For some of the metrics there is an associated history view. These views normally allow looking into the past for about an hour or so. This is obviously unusable for long term analysis but it is all I have and at least allows investigating recent incidents. So I am using the Oracle views V$SYSMETRIC_HISTORY and V$WAITCLASSMETRIC_HISTORY to get data about the recent system and wait class metrics.

The R package ggplot2 is used to generate graphs from the data while the package RJDBC handles the database connection to Oracle. Check my R script metric.R containing the functions I wrote to create the graphs shown below.

Database time and CPU time

My R function metric.time() was used for the first diagram. The graph contains two parts with the upper part showing the time used by the Oracle instance. It is a stacked graph where the violet color represents the CPU time used by the Oracle instance while the green color accounts for the time spent waiting.

The data is displayed as seconds per second. So in this case the violet color shows that every second Oracle uses about 10 seconds of CPU time, thus indicating a demand for ten CPU cores. The green color represents the time the database has accounted as wait time. Again this shows that every second there were about 50 or 60 waiting sessions on average.

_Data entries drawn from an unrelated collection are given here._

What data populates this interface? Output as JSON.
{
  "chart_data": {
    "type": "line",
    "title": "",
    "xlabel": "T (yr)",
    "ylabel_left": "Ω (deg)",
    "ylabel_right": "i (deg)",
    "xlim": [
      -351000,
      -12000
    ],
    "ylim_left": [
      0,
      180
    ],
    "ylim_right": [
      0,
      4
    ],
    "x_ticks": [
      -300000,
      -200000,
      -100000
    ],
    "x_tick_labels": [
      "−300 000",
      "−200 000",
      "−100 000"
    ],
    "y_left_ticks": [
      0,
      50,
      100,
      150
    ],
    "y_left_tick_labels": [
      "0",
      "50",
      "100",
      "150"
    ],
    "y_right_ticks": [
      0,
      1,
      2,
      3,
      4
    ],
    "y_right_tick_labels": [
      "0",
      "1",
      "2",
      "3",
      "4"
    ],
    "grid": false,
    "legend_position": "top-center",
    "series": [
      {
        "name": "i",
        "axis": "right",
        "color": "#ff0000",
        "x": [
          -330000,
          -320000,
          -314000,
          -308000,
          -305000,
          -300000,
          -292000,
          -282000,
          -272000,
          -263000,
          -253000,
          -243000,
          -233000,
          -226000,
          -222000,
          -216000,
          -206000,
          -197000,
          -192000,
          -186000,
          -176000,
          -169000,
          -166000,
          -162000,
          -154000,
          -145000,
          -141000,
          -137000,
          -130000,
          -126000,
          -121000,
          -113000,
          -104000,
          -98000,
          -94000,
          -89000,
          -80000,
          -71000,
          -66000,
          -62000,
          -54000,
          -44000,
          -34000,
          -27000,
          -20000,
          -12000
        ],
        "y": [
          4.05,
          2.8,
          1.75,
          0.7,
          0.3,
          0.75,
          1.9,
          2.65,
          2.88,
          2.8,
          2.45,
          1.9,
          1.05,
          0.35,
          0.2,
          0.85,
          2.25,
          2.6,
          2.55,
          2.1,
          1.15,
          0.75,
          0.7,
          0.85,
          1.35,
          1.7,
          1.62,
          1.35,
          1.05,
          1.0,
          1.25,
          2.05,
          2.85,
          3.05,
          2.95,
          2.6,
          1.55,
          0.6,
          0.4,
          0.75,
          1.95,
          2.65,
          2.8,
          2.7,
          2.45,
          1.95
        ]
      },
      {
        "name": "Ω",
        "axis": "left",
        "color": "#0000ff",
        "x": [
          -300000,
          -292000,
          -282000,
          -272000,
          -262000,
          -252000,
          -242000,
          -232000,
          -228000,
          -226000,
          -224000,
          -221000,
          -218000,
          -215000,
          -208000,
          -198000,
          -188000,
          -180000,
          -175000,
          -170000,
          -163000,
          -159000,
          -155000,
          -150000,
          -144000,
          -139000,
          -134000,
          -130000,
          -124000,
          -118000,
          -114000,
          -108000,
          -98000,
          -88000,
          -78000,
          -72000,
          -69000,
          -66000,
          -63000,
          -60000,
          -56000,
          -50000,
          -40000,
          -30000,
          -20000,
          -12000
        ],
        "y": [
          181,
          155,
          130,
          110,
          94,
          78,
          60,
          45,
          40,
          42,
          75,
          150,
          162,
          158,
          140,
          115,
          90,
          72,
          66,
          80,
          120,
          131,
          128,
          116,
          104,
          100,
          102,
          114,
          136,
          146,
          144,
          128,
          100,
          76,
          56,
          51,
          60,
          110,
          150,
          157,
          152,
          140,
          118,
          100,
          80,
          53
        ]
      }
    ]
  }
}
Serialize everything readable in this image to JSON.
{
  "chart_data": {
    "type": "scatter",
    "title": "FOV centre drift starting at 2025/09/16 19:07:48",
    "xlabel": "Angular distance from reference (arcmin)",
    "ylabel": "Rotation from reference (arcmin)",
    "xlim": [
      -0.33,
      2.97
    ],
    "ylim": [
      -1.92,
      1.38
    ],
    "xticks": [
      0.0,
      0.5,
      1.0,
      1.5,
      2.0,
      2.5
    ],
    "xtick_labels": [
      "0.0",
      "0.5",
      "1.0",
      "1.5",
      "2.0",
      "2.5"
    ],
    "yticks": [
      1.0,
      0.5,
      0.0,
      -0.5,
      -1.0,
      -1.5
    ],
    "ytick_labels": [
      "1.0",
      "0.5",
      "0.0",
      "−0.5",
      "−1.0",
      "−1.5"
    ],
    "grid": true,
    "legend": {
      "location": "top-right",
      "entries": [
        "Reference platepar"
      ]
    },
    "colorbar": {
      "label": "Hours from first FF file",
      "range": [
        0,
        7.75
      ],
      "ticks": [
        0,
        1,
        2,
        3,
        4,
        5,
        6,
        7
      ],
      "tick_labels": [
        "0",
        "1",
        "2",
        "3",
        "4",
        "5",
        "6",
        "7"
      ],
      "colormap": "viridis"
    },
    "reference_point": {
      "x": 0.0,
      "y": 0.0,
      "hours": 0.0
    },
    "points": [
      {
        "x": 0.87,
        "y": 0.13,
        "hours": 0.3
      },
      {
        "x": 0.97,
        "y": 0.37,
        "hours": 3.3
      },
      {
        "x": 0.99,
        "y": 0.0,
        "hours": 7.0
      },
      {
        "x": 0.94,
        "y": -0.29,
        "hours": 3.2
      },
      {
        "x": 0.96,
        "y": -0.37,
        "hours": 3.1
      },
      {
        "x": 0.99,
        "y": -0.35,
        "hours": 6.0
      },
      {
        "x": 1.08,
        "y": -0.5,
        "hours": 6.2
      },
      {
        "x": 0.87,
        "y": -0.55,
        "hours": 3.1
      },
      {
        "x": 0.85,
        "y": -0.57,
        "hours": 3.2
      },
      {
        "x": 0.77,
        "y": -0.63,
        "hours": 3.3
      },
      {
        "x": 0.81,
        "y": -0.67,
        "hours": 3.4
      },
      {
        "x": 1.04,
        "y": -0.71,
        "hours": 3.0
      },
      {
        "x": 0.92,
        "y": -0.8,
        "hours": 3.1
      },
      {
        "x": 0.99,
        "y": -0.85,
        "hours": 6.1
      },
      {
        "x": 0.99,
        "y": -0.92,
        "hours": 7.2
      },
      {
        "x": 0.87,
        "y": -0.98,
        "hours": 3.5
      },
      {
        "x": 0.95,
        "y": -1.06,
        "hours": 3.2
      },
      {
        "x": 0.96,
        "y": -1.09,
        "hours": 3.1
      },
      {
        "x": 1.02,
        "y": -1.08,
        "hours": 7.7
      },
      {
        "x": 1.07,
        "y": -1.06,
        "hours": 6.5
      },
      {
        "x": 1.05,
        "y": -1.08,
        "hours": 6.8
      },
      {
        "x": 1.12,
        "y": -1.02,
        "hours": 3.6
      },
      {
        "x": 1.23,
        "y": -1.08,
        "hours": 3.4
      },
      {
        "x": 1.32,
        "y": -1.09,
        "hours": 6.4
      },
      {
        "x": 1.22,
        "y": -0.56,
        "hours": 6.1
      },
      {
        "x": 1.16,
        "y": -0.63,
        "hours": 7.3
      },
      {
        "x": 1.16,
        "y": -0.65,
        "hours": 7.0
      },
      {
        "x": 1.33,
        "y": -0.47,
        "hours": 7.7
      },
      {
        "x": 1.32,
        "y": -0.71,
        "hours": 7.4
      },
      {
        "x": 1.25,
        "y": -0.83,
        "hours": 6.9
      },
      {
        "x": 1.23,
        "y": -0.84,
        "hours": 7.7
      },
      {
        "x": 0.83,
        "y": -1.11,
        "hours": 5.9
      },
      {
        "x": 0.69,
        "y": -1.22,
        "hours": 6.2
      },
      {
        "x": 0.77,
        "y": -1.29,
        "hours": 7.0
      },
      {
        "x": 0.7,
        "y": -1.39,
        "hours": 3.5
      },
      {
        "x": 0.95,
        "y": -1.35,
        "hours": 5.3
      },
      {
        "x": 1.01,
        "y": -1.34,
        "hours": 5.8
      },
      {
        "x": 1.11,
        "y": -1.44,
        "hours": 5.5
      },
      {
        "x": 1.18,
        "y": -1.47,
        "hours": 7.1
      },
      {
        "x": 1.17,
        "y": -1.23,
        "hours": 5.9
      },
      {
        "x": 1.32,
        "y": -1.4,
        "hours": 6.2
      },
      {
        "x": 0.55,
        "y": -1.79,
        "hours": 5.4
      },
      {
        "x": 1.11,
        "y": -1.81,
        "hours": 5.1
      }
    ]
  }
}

The bottom part has a graph of the CPU utilization of the server. In this example the server has been busy between 45% and almost 80%. This includes not just the Oracle instance itself but all processes running on the server.

Both graphs share the time axis and therefore allow an easy correlation between CPU utilization and Oracle CPU demand.

diagram of database and CPU time

Database wait class time

My R function metric.waitclass() generates another graph. The example below (this time from another instance) shows the wait times broken down by wait classes. Wait classes are used by Oracle to group the large number of wait events and create understandable clusters. You can check V$EVENT_NAME for the mapping. The data here is also displayed as waited seconds per second. The wait class Idle has been omitted from the diagram altogether.

It is easy to see that user I/O contributes the biggest part. The wait class Network mostly contains access to remote databases over database links. Problems on the remote database would be visible here. The sudden peak in the Administrative class was caused by rman saving archived logs to tape.

diagram of database wait class time